A raposa morde pés! |
Menos
de duas horas depois chega a outra metade da comitiva. Diogo, Manel, Brito,
Goreti e Madeira. Equipar, tomar o pequeno almoço, ligar o relógio e sair pela
rampa do estacionamento que desemboca literalmente nas pistas de ski. Vamos a
isto.
O grupo à saída do parque |
A
primeira subida, que vos falei no inicio deste post, é o primeiro teste à reação
de cada um à altitude. Começamos nos 2100m e acabamos nos 3300. Alguns de nós
nunca tinham passado dos 1990 da Serra da Estrela (como eu o ano passado) e
preparávamo-nos agora para subir 1300 metros acima disso. Acreditem, os efeitos da altitude não são brincadeira e
nenhum de nós está a salvo deles. Uns mais afetados, outros menos, ali por
volta dos 3000m todos sentimos que estamos a entrar num mundo novo. No meu caso
a aclimatização é toda feita nesta subida. A dor de cabeça que vai aumentando,
a dificuldade em recuperar o fôlego, a resistência nula a variações de ritmo e
as tonturas que batem à porta cada vez que olho para trás. Felizmente, das
vezes que andei em altitude, passadas duas horas habituo-me, e com exceção da dificuldade
em andar a ritmos altos todos os outros sintomas desaparecem. Mas atenção,
todos reagimos de maneira diferente, e mesmo os que reagem melhor não estão a
salvo de um dia se virem metidos numa alhada.

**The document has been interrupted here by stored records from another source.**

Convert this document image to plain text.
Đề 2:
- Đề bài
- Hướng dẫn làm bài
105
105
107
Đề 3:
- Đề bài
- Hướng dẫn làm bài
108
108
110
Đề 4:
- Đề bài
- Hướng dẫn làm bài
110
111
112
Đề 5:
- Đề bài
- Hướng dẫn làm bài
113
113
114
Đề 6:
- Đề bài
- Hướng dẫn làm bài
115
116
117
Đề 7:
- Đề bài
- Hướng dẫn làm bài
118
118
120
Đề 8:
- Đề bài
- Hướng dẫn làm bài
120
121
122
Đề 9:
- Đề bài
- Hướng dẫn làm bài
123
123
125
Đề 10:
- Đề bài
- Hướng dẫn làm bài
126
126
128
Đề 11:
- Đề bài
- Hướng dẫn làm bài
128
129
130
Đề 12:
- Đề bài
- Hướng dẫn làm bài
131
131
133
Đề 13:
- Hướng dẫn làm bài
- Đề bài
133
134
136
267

Na verdade, parece que é bastante
aleatório!
No topo do Veleta |
Depois
da conquista do Veleta segue-se o inacreditável caminho até ao Mulhacen. Cerca de
7km na cumeada, sempre acima dos 3000m, quase sempre em trilhos, corrivel, com
passagem por dois colos que mais parecem janelas para novos locais e a famosa via ferrata numa
escarpa inacreditável. Nada disto era novo para mim, o Sommer e o Diogo, mas
mesmo não tendo visto, aposto que corriam com o mesmo sorriso parvo estampado na
cara com que eu estava.
Depois
de percorrida a cumeada chegamos à base do ataque final ao Mulhacen. 400 metros
de subida ingreme, num zigue zague espetacular, levar-nos-iam até aos 3480m no
topo da Península Ibérica. Esta é provavelmente a minha subida preferida de
todas que já fiz. É perfeita. O trilho tem pequenos patamares que permitem ir
moderando o esforço, num caminho com pedra grande e terra no qual vamos
constantemente a avaliar a maneira mais eficiente de subir. Colei atrás do
Sommer, que também se dá muito bem em altitude e neste tipo de subida. Mesmo
sem termos falado durante a subida, sabia que ele estava no mesmo estado de
euforia que eu quando trepámos para cima do palanque de rocha onde está o marco
dos 3480m. Primeira conquista do dia. Esperámos, pouco, pelo resto da malta
para a fotografia da praxe e apressámo-nos em direção da descida. A temperatura
era muito baixa, apesar do sol.
No topo do Mulhacen |
Nesta
altura tínhamos duas hipóteses. O plano inicial era descer até Trevelez (ou
Trelevez? A dúvida mantém-se. Não, não quero ir ao Google!), base do duplo
quilómetro vertical que tínhamos no menu, mas decidimos passar pelo refugio
onde dormiríamos para comer e reabastecer. O ano passado descrevi esta descida
como sendo à mau. Basicamente são 1000m de desnível negativo em 4km, sem
trilho, numa encosta com pedra, terra e arbustos. Se no ano passado ainda
andámos num estradão na primeira parte da descida, desta vez não estivemos com
contemplações e apontámos ao refugio logo desde lá de cima. Mas a melhor
maneira de perceberem é verem este pequeno vídeo do Sommer a descer por esta
mesma encosta.
Refugio Poquera |
Estivemos
20 ou 30 minutos no refúgio. Quando saímos já eram 13 horas. A segunda parte do
treino era basicamente descer 1000m até aos 1500 (em Trevelez), depois subir
2000m até ao Mulhacen (3480m) e voltar a descer 1000m de volta ao refúgio.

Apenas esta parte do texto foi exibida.